The thoughts below are my current thoughts as at March 2015. As I experience more of life and learn about the experiences of others, my views change and hopefully become more rounded. 

So who am I and where do I fit in? I am, for want of a better phrase, a trans woman. And there is the first issue. Does trans exist? Am I a woman?

These are big questions and ones that I’ve spent a lot of time thinking about. 

What does it mean to be female?

As with most species, from a biological sense humans are sexually dimorphic (yes there are intersex people, but that doesn’t undermine the wider facts). There are males, with testes, and a penis, who produce small gametes called sperm. And there are females with ovaries who produce larger gametes called eggs. When a sperm and an egg come together they (can) form an embryo which is carried inside the female during pregnancy.

I am biologically male. I was born with those characteristics I’ve mentioned above. I fathered children. I was born biologically male, I am still biologically male. Taking female hormones and having SRS does not change the fact that I’m biologically male.

To purport that I am biologically female would seem to me to be extremely disingenuous.

Accepting that I am biologically male doesn’t contradict or undermine anything else that I feel or believe to hold true. I’ve been told that I am self loathing because of this. I actually believe the exact opposite. I spent decades living with self loathing when I lived in the social role of “man”. I then spent a period of self loathing because I was trans. I had internalised transphobia. Believing that it was biological somehow made it easier for me to accept myself.
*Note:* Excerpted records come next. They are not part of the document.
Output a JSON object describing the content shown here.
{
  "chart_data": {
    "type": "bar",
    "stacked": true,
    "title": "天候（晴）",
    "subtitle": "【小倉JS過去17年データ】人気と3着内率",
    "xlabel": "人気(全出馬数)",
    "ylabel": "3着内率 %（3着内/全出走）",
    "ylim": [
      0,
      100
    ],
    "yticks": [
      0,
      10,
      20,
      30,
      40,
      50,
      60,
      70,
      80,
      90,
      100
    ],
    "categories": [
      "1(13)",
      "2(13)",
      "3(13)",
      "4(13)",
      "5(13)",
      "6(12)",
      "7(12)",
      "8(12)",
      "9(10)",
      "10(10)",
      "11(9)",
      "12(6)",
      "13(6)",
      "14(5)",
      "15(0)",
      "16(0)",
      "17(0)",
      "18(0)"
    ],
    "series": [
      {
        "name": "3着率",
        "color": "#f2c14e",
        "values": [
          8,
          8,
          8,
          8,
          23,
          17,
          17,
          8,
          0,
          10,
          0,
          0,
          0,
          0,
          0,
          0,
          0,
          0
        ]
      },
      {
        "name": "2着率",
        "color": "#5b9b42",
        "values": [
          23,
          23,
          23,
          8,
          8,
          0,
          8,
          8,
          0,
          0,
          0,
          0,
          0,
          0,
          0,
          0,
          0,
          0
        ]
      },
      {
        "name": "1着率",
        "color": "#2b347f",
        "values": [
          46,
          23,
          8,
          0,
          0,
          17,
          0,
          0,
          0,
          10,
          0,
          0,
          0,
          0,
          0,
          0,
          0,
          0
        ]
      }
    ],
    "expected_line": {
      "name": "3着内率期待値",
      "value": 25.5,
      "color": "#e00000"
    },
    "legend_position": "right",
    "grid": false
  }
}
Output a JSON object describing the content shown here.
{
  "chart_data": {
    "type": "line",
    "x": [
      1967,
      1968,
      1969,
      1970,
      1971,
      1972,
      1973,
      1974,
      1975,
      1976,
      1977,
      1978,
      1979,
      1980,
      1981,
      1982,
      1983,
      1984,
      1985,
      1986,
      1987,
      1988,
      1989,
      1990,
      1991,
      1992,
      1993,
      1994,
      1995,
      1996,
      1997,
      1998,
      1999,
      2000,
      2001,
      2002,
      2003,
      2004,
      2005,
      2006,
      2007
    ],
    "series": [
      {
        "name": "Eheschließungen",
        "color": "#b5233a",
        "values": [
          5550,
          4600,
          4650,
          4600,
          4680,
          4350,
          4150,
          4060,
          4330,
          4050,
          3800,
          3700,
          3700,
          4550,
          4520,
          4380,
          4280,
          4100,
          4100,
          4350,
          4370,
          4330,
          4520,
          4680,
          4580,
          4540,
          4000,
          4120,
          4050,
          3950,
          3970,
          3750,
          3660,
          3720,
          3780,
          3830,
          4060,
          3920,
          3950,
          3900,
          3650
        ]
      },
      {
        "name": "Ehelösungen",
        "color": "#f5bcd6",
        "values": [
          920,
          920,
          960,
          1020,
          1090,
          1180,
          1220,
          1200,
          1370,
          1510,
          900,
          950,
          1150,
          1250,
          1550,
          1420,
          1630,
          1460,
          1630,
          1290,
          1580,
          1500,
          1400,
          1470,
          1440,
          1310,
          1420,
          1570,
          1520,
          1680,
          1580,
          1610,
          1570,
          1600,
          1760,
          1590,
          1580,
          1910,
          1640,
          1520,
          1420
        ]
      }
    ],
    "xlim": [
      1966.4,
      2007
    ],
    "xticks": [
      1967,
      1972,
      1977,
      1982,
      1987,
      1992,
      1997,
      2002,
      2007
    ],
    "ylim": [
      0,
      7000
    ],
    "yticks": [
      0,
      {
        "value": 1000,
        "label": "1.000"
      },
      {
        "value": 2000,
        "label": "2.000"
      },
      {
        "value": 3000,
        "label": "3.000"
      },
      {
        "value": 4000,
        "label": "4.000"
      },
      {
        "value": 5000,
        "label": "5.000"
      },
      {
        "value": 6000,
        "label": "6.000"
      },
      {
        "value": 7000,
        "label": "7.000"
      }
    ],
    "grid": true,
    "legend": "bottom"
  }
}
I blindly subscribed to the mantra that transwomen are women just like any other woman. That I’ve always been a woman. But I couldn’t fully subscribe to that view. That felt like a denial of my past. I fathered children. I am their father. I have no need or desire to deny that. 

I realised that my need for such a belief was as a comforter, because I still had internalised transphobia. Society doesn’t accept males that look and act like women. Males are supposed to act like men. Females are supposed to act like women. Reducing the complexity of trans identity to the enormous over simplification of “a woman born in the wrong body” makes it easier for society to reconcile. And therefore made it easier for me to accept myself. And I am so grateful that society has moved on so much in the last ten years. I really feel, particularly in the last few years, that society is much more tolerant of trans people and, for the most part, that is a very, very good thing.

However, accepting my male biology, and accepting that it does not change who I am, and learning to not feel shameful that I’m biologically male but still reject the social role of “man” has been really liberating for me. It gets rid of the inconsistencies that traditional trans ideology created between my present and my past.

So yes, I accept that I am biologically male and I still Identify as a trans woman, and I love myself.

I’ll post more on my understanding of gender roles in part 2.